Mode Wall time Notes
Snapshot (current) ~2.0s Single capture, no screenshot, no settling
Raw curl to Maestro driver ~0.12s Bypasses JVM entirely

Time breakdown (~2.0s): ~250ms JVM startup + class loading, ~400ms MCP client connection, ~400ms Maestro driver wrapping + tree parsing, ~120ms actual iOS accessibility tree fetch, ~830ms JSON serialization + compact element list building.

The 120ms direct-curl floor

The Maestro XCTest runner exposes an HTTP API on a deterministic port (TrailblazeDevicePort.getPortForDevice(deviceId, "maestro")). A raw curl -X POST localhost:<port>/viewHierarchy returns the full iOS accessibility tree in ~120ms. Shelved because: (1) refs from a standalone formatter wouldn’t match IosCompactElementList refs, breaking tap ref=... after a snapshot; (2) downstream apps with a custom iOS driver rely on a richer SwiftUI view hierarchy that the direct-curl path misses; (3) tree shape differs (nesting, keyboard merging, coordinate transforms).

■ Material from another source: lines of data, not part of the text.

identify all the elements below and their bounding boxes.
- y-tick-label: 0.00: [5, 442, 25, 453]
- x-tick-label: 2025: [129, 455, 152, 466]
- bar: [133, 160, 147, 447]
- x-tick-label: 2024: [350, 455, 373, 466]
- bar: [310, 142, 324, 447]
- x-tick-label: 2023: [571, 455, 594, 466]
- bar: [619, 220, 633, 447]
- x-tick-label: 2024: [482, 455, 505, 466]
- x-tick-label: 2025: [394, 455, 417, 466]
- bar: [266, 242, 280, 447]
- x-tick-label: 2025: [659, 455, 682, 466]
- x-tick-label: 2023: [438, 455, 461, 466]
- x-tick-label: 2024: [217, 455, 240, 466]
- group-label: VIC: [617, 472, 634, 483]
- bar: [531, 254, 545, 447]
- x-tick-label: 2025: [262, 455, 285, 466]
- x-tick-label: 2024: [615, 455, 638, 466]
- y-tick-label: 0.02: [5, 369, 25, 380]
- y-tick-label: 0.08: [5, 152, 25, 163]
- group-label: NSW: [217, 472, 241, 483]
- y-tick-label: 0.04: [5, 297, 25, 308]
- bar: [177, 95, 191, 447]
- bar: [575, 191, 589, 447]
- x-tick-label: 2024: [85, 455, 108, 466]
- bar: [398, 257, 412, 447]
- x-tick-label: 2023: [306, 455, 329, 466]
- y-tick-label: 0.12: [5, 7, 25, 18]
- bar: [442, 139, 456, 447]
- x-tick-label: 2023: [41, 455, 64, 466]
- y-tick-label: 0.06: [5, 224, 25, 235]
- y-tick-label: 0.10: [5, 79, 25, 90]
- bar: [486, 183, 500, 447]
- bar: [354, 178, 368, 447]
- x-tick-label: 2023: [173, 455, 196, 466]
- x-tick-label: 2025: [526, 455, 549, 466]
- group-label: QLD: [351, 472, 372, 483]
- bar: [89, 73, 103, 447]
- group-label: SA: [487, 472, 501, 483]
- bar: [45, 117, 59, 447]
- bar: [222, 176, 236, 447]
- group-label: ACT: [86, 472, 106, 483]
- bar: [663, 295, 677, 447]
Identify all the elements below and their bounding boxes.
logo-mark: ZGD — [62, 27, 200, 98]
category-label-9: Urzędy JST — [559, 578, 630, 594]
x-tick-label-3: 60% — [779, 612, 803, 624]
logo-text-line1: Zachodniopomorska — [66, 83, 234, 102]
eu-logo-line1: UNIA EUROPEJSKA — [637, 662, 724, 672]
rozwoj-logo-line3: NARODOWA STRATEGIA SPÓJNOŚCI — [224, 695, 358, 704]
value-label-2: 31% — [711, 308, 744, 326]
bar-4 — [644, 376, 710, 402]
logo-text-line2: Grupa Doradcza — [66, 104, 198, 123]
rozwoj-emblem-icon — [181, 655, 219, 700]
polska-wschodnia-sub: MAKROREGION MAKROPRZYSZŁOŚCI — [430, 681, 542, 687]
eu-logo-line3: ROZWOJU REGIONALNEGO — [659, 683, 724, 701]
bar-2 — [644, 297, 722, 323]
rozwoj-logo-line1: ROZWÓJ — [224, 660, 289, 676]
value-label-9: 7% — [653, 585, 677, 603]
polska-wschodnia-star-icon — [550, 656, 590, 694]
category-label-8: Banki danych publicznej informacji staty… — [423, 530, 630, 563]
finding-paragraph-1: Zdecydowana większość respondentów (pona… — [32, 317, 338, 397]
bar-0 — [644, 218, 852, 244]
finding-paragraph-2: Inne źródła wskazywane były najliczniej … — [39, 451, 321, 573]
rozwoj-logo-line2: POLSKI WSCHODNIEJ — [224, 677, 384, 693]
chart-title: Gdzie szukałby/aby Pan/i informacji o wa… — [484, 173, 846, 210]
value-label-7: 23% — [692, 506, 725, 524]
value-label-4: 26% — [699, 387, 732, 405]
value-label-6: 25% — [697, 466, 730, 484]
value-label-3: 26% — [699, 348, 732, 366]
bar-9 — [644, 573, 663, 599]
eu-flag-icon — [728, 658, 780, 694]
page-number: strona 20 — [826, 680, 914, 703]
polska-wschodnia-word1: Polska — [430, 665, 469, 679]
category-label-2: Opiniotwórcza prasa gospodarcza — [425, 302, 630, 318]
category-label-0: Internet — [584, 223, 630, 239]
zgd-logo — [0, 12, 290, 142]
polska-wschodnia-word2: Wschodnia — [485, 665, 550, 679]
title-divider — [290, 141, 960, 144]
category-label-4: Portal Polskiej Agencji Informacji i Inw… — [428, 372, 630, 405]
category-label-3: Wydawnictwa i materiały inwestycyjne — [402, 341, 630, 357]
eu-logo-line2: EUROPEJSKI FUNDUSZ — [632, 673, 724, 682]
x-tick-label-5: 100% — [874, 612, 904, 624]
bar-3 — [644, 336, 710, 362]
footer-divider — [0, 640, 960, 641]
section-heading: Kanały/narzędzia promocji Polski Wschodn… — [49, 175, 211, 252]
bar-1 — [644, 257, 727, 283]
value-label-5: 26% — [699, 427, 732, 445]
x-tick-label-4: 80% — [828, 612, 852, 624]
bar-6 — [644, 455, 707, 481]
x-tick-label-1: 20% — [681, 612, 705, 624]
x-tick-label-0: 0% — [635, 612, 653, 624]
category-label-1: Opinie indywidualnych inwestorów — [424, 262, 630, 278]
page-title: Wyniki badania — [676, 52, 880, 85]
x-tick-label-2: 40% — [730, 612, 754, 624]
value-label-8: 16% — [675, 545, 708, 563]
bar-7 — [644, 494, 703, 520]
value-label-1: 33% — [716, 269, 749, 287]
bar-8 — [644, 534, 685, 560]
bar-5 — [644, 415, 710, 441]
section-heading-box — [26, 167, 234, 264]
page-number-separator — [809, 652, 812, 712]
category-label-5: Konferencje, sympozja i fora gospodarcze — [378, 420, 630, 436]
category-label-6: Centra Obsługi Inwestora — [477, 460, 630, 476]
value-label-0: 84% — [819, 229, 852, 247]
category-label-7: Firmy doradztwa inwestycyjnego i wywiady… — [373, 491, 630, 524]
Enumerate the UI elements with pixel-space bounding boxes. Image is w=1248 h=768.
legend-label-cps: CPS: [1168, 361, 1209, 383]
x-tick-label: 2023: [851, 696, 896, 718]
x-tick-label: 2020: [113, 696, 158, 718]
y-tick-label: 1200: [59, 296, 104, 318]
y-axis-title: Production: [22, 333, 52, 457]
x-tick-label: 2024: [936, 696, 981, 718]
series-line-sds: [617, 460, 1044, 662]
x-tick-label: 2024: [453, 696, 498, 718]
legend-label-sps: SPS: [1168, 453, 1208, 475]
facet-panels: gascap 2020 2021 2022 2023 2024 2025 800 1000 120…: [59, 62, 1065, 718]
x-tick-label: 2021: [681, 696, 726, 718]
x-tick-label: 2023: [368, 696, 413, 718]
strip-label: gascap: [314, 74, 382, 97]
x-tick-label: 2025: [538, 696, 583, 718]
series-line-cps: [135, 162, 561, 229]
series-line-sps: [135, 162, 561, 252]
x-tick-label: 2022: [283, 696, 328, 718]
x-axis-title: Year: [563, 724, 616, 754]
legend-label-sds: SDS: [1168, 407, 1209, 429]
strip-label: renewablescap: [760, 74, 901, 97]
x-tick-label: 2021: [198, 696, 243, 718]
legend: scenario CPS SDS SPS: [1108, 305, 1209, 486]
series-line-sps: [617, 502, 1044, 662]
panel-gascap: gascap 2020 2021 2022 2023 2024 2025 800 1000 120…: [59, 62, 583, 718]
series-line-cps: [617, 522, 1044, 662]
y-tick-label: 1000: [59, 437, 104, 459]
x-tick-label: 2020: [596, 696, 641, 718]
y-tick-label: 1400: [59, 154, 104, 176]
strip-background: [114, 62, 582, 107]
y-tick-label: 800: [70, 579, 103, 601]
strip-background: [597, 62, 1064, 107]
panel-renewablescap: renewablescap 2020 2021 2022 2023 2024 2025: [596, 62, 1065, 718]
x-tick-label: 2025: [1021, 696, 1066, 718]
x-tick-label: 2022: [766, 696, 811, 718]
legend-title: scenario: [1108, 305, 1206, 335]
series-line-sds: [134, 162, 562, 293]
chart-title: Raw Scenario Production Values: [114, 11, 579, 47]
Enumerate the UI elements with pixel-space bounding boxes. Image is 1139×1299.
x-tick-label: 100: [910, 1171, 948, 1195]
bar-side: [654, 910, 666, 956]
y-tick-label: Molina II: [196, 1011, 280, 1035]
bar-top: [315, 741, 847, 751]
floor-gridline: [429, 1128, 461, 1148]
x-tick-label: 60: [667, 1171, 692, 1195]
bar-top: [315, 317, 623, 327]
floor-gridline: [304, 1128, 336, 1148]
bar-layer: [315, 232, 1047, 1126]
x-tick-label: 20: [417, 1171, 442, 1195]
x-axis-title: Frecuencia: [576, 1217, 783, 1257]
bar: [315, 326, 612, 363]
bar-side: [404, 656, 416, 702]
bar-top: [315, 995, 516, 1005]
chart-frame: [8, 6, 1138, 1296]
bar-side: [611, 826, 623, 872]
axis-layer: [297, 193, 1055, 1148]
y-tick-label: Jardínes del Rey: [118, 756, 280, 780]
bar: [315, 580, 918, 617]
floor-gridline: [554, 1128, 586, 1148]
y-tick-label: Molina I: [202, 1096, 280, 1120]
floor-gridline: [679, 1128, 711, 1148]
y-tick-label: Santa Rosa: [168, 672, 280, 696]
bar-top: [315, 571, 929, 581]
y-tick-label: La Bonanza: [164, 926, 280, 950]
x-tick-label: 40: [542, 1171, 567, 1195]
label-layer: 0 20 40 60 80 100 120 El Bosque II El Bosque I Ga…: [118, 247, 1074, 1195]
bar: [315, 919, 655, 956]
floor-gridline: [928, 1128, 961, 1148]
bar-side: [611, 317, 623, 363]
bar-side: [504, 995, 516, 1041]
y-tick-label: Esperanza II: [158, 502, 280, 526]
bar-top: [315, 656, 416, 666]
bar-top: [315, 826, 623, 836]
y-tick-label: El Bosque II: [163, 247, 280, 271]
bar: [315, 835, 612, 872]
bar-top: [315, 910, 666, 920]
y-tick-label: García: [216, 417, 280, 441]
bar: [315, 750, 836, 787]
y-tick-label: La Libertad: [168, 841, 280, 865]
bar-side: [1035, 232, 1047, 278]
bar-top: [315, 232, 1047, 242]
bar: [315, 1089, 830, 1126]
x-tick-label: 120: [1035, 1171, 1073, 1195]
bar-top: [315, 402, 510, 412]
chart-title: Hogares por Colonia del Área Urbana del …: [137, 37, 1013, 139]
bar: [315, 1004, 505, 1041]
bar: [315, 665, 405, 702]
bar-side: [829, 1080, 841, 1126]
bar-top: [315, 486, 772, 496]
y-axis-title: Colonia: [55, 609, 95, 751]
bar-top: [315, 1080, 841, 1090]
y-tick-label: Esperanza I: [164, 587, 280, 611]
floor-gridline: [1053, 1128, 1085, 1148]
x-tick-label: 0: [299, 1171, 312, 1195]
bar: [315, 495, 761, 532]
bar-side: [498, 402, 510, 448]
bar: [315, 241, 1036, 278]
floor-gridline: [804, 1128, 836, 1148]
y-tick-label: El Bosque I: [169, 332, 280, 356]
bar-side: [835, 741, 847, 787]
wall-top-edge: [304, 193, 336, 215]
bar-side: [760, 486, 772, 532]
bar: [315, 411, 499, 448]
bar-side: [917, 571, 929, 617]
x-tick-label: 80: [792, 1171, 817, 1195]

If sub-second snapshot is needed: daemon-side caching of the last compact element list, a persistent CLI process (Unix socket, no JVM startup), or extracting the ref algorithm to a standalone script.

Open Questions

  • Depth control: Playwright CLI supports --depth=N to limit tree depth. We don’t have this yet. Could help on very deep view hierarchies.
  • Change detection: Returning “screen changed/unchanged” between calls would save agents from re-reading identical snapshots. Simple text diff, no LLM needed.
  • Partial snapshots: Playwright supports snapshot e15 to snapshot a subtree. Useful for large screens where you only care about one section.
  • iOS class names: Maestro doesn’t provide UIKit class names. xcrun simctl or the accessibility inspector could give us richer data.
  • Ref-based tools beyond tap: type ref=k42 text="hello", assert ref=y778 visible, scroll ref=r74 direction=down.